The court correctly granted plaintiffs' motion for summary judgment to the extent that it sought a ruling that the phrase a breach that "materially and adversely" affected the interest of certificateholders, as stated in the repurchase protocol, is not limited to loans in default, and applies to any breach that "materially increased a loan's risk of loss." This Court has held at the summary judgment stage that a loan need not be in default for there to be a breach that "materially and adversely" affected the plaintiff's interest (MBIA Ins. Corp. v Countrywide Home Loans, Inc., 105 AD3d 412, 413 [1st Dept 2013]). The motion court's further conclusion that a breach need only have "significantly increased a loan's risk of loss" is consistent with the plain meaning of the phrase, and still allows for a fact-specific determination at trial (see Assured Guar.
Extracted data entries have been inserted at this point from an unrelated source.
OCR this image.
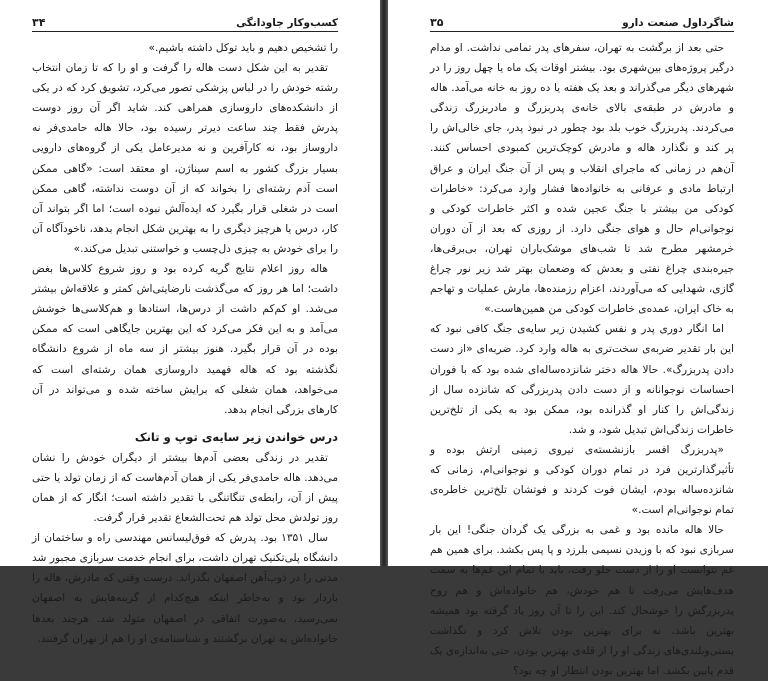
کسب‌وکار جاودانگی
۳۴

را تشخیص دهیم و باید توکل داشته باشیم.»

تقدیر به این شکل دست هاله را گرفت و او را که تا زمان انتخاب رشته خودش را در لباس پزشکی تصور می‌کرد، تشویق کرد که در یکی از دانشکده‌های داروسازی همراهی کند. شاید اگر آن روز دوست پدرش فقط چند ساعت دیرتر رسیده بود، حالا هاله حامدی‌فر نه داروساز بود، نه کارآفرین و نه مدیرعامل یکی از گروه‌های دارویی بسیار بزرگ کشور به اسم سیناژن، او معتقد است: «گاهی ممکن است آدم رشته‌ای را بخواند که از آن دوست نداشته، گاهی ممکن است در شغلی قرار بگیرد که ایده‌آلش نبوده است؛ اما اگر بتواند آن کار، درس یا هرچیز دیگری را به بهترین شکل انجام بدهد، ناخودآگاه آن را برای خودش به چیزی دل‌چسب و خواستنی تبدیل می‌کند.»

هاله روز اعلام نتایج گریه کرده بود و روز شروع کلاس‌ها بغض داشت؛ اما هر روز که می‌گذشت نارضایتی‌اش کمتر و علاقه‌اش بیشتر می‌شد. او کم‌کم داشت از درس‌ها، استادها و هم‌کلاسی‌ها خوشش می‌آمد و به این فکر می‌کرد که این بهترین جایگاهی است که ممکن بوده در آن قرار بگیرد. هنوز بیشتر از سه ماه از شروع دانشگاه نگذشته بود که هاله فهمید داروسازی همان رشته‌ای است که می‌خواهد، همان شغلی که برایش ساخته شده و می‌تواند در آن کارهای بزرگی انجام بدهد.

درس خواندن زیر سایه‌ی توپ و تانک

تقدیر در زندگی بعضی آدم‌ها بیشتر از دیگران خودش را نشان می‌دهد. هاله حامدی‌فر یکی از همان آدم‌هاست که از زمان تولد یا حتی پیش از آن، رابطه‌ی تنگاتنگی با تقدیر داشته است؛ انگار که از همان روز تولدش محل تولد هم تحت‌الشعاع تقدیر قرار گرفت.

سال ۱۳۵۱ بود. پدرش که فوق‌لیسانس مهندسی راه و ساختمان از دانشگاه پلی‌تکنیک تهران داشت، برای انجام خدمت سربازی مجبور شد مدتی را در ذوب‌آهن اصفهان بگذراند. درست وقتی که مادرش، هاله را باردار بود و به‌خاطر اینکه هیچ‌کدام از گزینه‌هایش به اصفهان نمی‌رسید، به‌صورت اتفاقی در اصفهان متولد شد. هرچند بعدها خانواده‌اش به تهران برگشتند و شناسنامه‌ی او را هم از تهران گرفتند.

شاگرداول صنعت دارو
۳۵

حتی بعد از برگشت به تهران، سفرهای پدر تمامی نداشت. او مدام درگیر پروژه‌های بین‌شهری بود. بیشتر اوقات یک ماه یا چهل روز را در شهرهای دیگر می‌گذراند و بعد یک هفته یا ده روز به خانه می‌آمد. هاله و مادرش در طبقه‌ی بالای خانه‌ی پدربزرگ و مادربزرگ زندگی می‌کردند. پدربزرگ خوب بلد بود چطور در نبود پدر، جای خالی‌اش را پر کند و نگذارد هاله و مادرش کوچک‌ترین کمبودی احساس کنند. آن‌هم در زمانی که ماجرای انقلاب و پس از آن جنگ ایران و عراق ارتباط مادی و عرفانی به خانواده‌ها فشار وارد می‌کرد: «خاطرات کودکی من بیشتر با جنگ عجین شده و اکثر خاطرات کودکی و نوجوانی‌ام حال و هوای جنگی دارد. از روزی که بعد از آن دوران خرمشهر مطرح شد تا شب‌های موشک‌باران تهران، بی‌برقی‌ها، جیره‌بندی چراغ نفتی و بعدش که وضعمان بهتر شد زیر نور چراغ گازی، شهدایی که می‌آوردند، اعزام رزمنده‌ها، مارش عملیات و تهاجم به خاک ایران، عمده‌ی خاطرات کودکی من همین‌هاست.»

اما انگار دوری پدر و نفس کشیدن زیر سایه‌ی جنگ کافی نبود که این بار تقدیر ضربه‌ی سخت‌تری به هاله وارد کرد. ضربه‌ای «از دست دادن پدربزرگ». حالا هاله دختر شانزده‌ساله‌ای شده بود که با فوران احساسات نوجوانانه و از دست دادن پدربزرگی که شانزده سال از زندگی‌اش را کنار او گذرانده بود، ممکن بود به یکی از تلخ‌ترین خاطرات زندگی‌اش تبدیل شود، و شد.

«پدربزرگ افسر بازنشسته‌ی نیروی زمینی ارتش بوده و تأثیرگذارترین فرد در تمام دوران کودکی و نوجوانی‌ام، زمانی که شانزده‌ساله بودم، ایشان فوت کردند و فوتشان تلخ‌ترین خاطره‌ی تمام نوجوانی‌ام است.»

حالا هاله مانده بود و غمی به بزرگی یک گردان جنگی! این بار سربازی نبود که با وزیدن نسیمی بلرزد و پا پس بکشد. برای همین هم غم نتوانست او را از دست جلو رفت، باید با تمام این غم‌ها به سمت هدف‌هایش می‌رفت تا هم خودش، هم خانواده‌اش و هم روح پدربزرگش را خوشحال کند. این را تا آن روز یاد گرفته بود همیشه بهترین باشد، نه برای بهترین بودن تلاش کرد و نگذاشت پستی‌وبلندی‌های زندگی او را از قله‌ی بهترین بودن، حتی به‌اندازه‌ی یک قدم پایین بکشد. اما بهترین بودن انتظار او چه بود؟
Mun. Corp. V Flagstar Bank, FSB, 892 F Supp 2d 596, 602).
The court correctly concluded that the repurchase price, as defined in the PSAs, applies to liquidated and non liquidated
loans, and thus, includes accrued interest on loans after they have been liquidated (Nomura, 133 AD3d at 107).
THIS CONSTITUTES THE DECISION AND ORDER
OF THE SUPREME COURT, APPELLATE DIVISION, FIRST DEPARTMENT.